その場しのぎに必死で微笑み宥めることを試みて、冷徹に微笑む彼女の背後で拓篤さんが背中を向けて小刻みに震えている。


多分このやり取りに笑っているのだろうと予測が立って、本当にこの三角関係は何なんだろうと?と心で突っ込み。


そんな収拾のつかない場面の救世主的に響いた声は。



「・・・おい、遊んでんなよ、」



全員で視線を走らせた先には一人真面目に荷物を運んで往復している孝太郎の姿で。


さすがに無表情でなく眉根を寄せての不服の言葉。


最もな言葉に誰一人反論返せなかったの当然で、3人で顔を見合わせ数秒の無言の後に脱力。

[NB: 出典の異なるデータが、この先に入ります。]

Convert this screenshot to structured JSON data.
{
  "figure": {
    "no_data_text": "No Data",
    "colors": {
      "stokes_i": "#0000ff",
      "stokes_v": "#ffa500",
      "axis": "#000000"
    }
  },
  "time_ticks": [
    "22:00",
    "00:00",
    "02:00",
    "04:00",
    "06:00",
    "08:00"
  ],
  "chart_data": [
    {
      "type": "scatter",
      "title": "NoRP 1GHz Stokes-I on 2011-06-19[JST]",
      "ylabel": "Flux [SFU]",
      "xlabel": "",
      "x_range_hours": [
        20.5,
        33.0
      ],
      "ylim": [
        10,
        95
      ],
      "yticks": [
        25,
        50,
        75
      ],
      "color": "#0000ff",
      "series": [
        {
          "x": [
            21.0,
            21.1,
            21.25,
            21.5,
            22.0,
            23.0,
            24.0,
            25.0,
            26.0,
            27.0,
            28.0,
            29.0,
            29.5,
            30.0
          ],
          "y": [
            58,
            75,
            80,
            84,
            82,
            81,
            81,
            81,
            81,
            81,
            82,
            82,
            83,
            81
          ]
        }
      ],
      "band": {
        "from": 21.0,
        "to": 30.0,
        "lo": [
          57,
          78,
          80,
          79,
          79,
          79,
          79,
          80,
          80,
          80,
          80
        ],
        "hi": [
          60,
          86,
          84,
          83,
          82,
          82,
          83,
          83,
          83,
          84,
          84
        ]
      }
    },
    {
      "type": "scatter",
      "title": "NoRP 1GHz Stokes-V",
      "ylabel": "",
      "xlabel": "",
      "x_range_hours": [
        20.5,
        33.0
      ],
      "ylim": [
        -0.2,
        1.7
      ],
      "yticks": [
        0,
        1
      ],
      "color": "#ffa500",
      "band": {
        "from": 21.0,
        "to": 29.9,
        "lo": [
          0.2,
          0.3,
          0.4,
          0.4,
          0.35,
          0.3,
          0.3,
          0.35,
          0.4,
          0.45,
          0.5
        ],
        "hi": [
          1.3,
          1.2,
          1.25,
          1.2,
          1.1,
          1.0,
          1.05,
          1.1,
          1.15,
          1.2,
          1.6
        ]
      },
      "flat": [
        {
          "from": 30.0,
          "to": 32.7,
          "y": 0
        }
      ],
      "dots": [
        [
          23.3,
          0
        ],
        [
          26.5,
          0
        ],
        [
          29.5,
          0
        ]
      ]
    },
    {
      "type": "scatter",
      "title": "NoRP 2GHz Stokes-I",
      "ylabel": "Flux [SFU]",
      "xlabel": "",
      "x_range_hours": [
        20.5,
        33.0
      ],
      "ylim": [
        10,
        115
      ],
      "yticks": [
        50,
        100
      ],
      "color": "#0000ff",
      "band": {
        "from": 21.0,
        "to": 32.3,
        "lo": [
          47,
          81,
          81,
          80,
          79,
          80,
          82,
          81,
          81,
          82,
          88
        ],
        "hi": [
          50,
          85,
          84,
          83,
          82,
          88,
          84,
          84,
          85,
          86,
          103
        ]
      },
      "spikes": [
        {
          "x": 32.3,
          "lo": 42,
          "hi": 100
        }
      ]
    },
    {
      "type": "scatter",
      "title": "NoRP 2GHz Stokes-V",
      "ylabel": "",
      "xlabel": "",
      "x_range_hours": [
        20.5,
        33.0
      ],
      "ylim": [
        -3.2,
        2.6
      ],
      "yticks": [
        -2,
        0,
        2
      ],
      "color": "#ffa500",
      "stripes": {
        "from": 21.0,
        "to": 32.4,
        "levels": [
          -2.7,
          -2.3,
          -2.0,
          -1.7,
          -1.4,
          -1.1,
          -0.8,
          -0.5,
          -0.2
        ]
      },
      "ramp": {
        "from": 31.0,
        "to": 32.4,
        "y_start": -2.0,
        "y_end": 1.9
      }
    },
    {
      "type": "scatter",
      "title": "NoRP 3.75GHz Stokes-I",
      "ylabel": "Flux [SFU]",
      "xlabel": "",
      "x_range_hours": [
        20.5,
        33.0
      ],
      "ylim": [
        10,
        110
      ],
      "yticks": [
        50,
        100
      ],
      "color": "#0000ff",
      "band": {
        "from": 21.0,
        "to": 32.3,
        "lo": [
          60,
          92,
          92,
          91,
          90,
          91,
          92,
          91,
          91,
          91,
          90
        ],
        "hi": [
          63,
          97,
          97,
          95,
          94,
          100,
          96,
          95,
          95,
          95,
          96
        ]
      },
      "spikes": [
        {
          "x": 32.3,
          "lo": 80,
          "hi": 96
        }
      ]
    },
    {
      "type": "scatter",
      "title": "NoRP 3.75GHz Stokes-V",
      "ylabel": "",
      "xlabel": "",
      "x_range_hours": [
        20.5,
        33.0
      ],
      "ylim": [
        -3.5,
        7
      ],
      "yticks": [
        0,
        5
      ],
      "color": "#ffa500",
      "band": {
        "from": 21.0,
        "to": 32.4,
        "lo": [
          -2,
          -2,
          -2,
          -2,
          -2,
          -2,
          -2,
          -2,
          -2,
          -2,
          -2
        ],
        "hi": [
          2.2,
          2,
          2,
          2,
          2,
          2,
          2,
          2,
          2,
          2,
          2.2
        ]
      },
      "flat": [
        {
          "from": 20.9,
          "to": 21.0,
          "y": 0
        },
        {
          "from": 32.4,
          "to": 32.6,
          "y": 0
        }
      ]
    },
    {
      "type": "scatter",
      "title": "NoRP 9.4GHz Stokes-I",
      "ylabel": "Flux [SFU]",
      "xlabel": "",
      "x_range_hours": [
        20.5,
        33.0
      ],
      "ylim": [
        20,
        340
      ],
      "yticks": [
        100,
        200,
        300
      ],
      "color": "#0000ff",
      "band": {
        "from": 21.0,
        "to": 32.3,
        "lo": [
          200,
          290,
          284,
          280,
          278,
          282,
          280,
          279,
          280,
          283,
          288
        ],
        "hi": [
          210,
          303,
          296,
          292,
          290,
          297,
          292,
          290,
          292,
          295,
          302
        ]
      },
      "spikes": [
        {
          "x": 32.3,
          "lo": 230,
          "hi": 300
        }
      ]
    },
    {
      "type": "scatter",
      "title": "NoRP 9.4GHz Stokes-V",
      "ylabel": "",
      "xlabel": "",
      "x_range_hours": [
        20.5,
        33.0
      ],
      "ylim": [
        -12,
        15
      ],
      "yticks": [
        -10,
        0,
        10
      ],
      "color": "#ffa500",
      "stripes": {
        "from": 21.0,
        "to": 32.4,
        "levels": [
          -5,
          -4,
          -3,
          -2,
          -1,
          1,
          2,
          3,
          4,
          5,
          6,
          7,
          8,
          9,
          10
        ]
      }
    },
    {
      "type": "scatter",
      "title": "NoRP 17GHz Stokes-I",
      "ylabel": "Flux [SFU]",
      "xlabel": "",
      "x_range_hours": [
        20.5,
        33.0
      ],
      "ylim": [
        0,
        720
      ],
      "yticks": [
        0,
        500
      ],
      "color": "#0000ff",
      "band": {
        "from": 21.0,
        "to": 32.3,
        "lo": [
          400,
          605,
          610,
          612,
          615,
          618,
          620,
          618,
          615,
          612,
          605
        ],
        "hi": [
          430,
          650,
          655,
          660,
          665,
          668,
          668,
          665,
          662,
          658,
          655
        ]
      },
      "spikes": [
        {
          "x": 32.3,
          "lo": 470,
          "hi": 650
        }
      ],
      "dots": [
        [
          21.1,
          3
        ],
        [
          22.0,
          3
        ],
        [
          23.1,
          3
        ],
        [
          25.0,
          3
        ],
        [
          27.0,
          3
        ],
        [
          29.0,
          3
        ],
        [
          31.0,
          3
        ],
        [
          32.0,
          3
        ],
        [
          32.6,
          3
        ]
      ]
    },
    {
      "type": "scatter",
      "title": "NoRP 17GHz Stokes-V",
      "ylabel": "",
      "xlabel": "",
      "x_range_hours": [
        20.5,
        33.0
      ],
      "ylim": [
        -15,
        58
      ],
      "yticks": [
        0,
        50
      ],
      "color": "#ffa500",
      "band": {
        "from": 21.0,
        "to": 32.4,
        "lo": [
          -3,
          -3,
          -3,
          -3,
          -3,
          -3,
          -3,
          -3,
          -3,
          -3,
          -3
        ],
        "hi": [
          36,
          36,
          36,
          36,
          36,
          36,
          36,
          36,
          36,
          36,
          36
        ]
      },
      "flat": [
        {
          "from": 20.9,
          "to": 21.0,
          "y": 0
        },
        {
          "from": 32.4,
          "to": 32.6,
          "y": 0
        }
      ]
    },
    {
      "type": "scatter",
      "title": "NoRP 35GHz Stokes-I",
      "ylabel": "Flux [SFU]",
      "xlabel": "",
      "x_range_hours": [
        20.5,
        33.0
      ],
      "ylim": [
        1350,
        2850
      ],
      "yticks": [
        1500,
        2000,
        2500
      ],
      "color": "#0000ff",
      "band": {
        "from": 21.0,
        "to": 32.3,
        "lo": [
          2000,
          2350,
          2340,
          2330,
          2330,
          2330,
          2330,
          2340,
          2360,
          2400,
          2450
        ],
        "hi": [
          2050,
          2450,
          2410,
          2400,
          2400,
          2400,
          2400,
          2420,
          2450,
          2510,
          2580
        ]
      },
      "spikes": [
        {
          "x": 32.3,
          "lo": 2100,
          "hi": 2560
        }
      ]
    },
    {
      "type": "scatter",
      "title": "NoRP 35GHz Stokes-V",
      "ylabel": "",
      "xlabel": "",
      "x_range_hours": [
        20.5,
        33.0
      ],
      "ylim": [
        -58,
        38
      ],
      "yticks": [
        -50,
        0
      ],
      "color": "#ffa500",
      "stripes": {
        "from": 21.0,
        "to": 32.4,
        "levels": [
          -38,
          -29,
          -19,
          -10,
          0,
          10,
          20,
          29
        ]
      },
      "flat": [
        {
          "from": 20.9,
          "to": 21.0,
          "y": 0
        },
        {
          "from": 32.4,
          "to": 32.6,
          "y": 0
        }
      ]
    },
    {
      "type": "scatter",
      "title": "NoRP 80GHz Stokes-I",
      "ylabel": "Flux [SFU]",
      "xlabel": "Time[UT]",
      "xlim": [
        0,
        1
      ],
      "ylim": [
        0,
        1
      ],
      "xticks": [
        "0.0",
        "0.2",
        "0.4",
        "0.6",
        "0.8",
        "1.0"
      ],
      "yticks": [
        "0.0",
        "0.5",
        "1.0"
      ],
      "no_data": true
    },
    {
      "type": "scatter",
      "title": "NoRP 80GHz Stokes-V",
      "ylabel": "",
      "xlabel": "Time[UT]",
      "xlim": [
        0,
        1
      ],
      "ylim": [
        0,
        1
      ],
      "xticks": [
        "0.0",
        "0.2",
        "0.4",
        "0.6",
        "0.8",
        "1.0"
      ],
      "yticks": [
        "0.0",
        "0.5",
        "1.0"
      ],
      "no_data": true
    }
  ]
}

ほぼ同時に力の抜けた笑みをお互いに向けて、最初に口を開いたのは・・・・・彼女。



「拓篤・・・、紹介するわ。・・・私の犬・・じゃなく年下夫の茜と、愛娘の翠姫」


「千麻ちゃん・・・俺を犬って言いきってから言い直したでしょ?」



明らかなる悪意に突っ込みを入れてもさらりと流した彼女の視線は彼に向いたままだ。


そして改めて紹介を受けた彼と言えば、戸惑いにその目を揺らしたけれどすぐにふわりと微笑んで後ろ頭を掻いて見せる。

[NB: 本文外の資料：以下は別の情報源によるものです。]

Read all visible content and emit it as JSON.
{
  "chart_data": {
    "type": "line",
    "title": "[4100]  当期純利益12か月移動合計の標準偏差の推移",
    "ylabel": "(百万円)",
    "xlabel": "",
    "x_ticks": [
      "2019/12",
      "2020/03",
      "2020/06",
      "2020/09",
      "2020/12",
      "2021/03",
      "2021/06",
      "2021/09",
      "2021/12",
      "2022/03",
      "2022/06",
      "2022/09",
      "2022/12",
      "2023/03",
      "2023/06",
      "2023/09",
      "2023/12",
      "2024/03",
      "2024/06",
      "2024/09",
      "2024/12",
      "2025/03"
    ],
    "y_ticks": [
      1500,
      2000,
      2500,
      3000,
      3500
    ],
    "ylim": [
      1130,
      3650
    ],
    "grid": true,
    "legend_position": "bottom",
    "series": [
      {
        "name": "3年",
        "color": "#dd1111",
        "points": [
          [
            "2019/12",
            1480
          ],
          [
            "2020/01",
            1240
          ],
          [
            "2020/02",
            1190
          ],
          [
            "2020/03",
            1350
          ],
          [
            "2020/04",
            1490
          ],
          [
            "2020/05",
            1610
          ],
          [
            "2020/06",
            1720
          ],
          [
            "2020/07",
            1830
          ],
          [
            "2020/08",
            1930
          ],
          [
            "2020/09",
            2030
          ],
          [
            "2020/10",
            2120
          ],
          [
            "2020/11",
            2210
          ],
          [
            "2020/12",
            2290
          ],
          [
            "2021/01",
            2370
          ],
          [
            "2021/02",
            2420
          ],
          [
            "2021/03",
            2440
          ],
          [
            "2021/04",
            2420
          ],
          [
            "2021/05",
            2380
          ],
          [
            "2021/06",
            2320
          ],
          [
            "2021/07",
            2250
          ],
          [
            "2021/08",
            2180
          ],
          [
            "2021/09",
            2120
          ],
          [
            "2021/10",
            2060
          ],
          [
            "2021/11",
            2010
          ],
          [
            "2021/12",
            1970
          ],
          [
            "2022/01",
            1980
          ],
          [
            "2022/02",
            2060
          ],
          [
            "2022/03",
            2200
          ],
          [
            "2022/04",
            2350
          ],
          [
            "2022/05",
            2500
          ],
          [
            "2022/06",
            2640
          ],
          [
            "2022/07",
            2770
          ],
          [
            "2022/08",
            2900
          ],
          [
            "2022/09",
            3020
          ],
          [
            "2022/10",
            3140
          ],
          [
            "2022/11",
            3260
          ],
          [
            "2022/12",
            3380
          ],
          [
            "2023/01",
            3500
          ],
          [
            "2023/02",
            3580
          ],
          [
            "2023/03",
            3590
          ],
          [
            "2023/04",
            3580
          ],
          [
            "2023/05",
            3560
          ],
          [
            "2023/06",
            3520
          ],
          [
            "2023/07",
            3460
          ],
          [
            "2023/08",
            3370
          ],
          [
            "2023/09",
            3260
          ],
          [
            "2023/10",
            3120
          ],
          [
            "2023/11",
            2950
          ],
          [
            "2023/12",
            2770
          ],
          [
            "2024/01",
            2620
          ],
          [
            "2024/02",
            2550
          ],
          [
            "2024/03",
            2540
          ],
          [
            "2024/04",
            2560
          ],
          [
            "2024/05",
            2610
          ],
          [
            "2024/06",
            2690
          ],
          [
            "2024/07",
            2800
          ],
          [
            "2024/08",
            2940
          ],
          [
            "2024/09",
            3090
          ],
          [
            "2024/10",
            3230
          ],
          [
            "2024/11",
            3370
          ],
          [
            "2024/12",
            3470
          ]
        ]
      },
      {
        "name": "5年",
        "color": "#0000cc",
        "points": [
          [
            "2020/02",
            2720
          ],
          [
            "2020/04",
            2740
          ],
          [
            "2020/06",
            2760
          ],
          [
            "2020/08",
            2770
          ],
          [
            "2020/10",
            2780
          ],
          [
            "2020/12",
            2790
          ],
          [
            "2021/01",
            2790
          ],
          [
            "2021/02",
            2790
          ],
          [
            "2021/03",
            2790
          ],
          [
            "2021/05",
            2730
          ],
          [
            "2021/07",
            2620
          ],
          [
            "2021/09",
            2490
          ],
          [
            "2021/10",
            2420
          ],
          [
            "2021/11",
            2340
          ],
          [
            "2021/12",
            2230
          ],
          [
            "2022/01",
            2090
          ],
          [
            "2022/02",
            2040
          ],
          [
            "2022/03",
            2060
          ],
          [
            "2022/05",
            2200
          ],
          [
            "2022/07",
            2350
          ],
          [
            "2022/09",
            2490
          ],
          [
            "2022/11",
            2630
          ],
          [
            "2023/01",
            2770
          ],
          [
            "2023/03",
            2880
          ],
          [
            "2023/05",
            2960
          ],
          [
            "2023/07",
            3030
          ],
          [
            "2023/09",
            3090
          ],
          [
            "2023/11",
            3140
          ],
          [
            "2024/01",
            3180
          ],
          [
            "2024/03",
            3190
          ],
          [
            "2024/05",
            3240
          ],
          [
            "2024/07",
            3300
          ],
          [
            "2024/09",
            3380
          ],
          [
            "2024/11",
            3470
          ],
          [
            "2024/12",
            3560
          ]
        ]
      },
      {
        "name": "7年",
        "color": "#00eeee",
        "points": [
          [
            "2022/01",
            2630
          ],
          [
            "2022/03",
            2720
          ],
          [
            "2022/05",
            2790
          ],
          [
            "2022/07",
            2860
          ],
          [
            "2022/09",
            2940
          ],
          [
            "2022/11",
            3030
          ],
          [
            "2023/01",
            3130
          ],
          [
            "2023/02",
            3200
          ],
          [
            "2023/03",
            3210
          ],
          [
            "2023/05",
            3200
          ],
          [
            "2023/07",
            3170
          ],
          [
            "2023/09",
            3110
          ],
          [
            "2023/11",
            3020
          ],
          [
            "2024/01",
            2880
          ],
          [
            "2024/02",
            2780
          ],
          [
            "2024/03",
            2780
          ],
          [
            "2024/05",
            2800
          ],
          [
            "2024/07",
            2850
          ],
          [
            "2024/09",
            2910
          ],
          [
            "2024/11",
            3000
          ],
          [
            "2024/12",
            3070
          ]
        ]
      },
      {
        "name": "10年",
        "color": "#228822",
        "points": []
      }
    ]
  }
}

「ねぇ・・・・美男美女の夫婦だなぁ。・・・・・千麻・・・当たりくじ引いて、こんな可愛い子産めて・・・幸せだねぇ」



嫌味ではなく本心。


多分・・・。


本当に柔らかく微笑んで翠姫の頬をつつく彼の表情は穏やかだ。


それを分かっているから・・・、そういう人だから・・・。


ほら・・・、


奥様の彼を見る表情も穏やかなんだ。


隣に立つ彼女に視線を走らせればその視線は翠姫をあやしている彼に向いていて、軽く上がっている口の端がその心情を言わずとも物語る。


大好き・・・だったんだよね?


そんなに自然に良い顔しちゃうくらい。


でも・・・・納得だよ。


そういう人だよ。


拓篤さんって。


やはり軽く嫉妬は疼いても悪意は抱かない対象に自分の視線も向けていく。


嫌いになれない千麻ちゃんの元彼。


初恋の相手・・・。


初恋・・ね。




「まぁ・・・・・当たりくじとは言いきりませんが」




不意に響いた彼女の言葉にせっかく穏やかだった場に衝撃。